Nie lubisz mówić o tym, że śmierć Felixa była zupełnie niespodziewana i zaskakująca. Wiedziałaś, że wychodzisz za mężczyznę, w którego zawód wpisane było ryzyko i wiedziałaś, że Twoja licealna miłość zrobi wszystko, żeby uratować drugiego człowieka. Niewielu jest takich mężczyzn, z gatunku tych odważnych, ale głupich i zbyt dobrych, z zasadami nie do złamania. Tworzyliście udaną parę już w pierwszej klasie ogólniaka, drugiej i każdej następnej, aż do Twojego wyjazdu na studia, co przeżyliście na tyle dobrze, że musiałaś odłożyć naukę na inny czas, bo na świecie miał pojawić się Noah. Ślub wzięliście dla matki Felixa, która dosyć miała tłumaczenia się przed sąsiadkami, a która była dla Ciebie niemal tak bliska jak Twoja własna matka i jako małżeństwo przeżyliście siedem lat. Dwanaście lat trzymałaś go za dłoń, pozwalałaś zakładać sobie kosmyk włosów za ucho i miałaś zaszczyt go kochać.

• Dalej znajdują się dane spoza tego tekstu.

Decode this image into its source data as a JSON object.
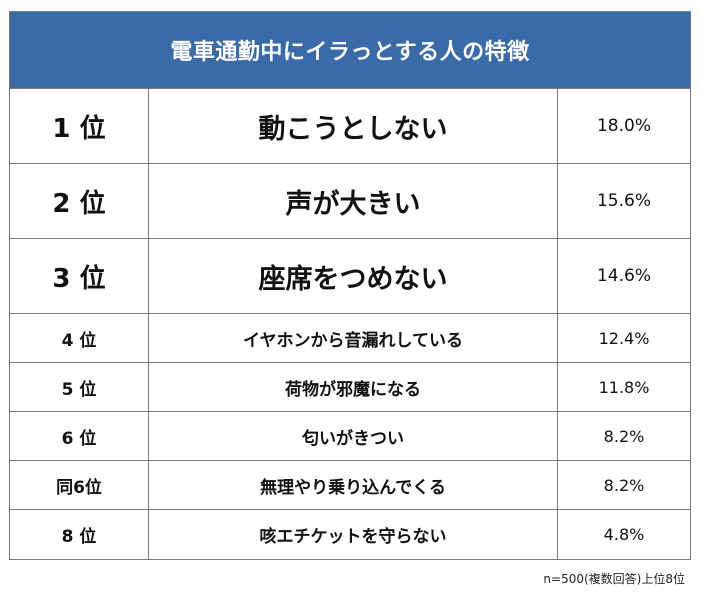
{
  "title": "電車通勤中にイラっとする人の特徴",
  "rows": [
    {
      "rank": "1 位",
      "trait": "動こうとしない",
      "percent": "18.0%"
    },
    {
      "rank": "2 位",
      "trait": "声が大きい",
      "percent": "15.6%"
    },
    {
      "rank": "3 位",
      "trait": "座席をつめない",
      "percent": "14.6%"
    },
    {
      "rank": "4 位",
      "trait": "イヤホンから音漏れしている",
      "percent": "12.4%"
    },
    {
      "rank": "5 位",
      "trait": "荷物が邪魔になる",
      "percent": "11.8%"
    },
    {
      "rank": "6 位",
      "trait": "匂いがきつい",
      "percent": "8.2%"
    },
    {
      "rank": "同6位",
      "trait": "無理やり乗り込んでくる",
      "percent": "8.2%"
    },
    {
      "rank": "8 位",
      "trait": "咳エチケットを守らない",
      "percent": "4.8%"
    }
  ],
  "footnote": "n=500(複数回答)上位8位"
}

Daleko Ci do załamanej wdowy, która odbija się od ścian domów i straszy dzieci własnym smutkiem i żalem. Dwa pierwsze tygodnie były bardzo ciężkie, ale po tych dwóch tygodniach uświadomiłaś sobie, że masz dla kogo żyć i musisz teraz żyć za dwójkę rodziców. Palisz papierosy, kiedy dzieci nie widzą, umiesz przepchać ubikację i naciągnąć łańcuch w rowerze. Pracujesz jako krawcowa, bo robisz to od piętnastu lat i jesteś na tyle dobra, że niektóre ubrania udaje Ci się sprzedać przez internet, co mile łechta Twoje ego- z pewnością bardziej, niż dobrze wszyty suwak albo załatana dziura. Gotujesz obiady, odrabiasz lekcje z dziećmi i wieczorem, kiedy nikt nie patrzy, oglądasz telewizję i pozwalasz sobie sporadycznie na kilka łez, zapitych winem które dostałaś od taty z jego małej spiżarki.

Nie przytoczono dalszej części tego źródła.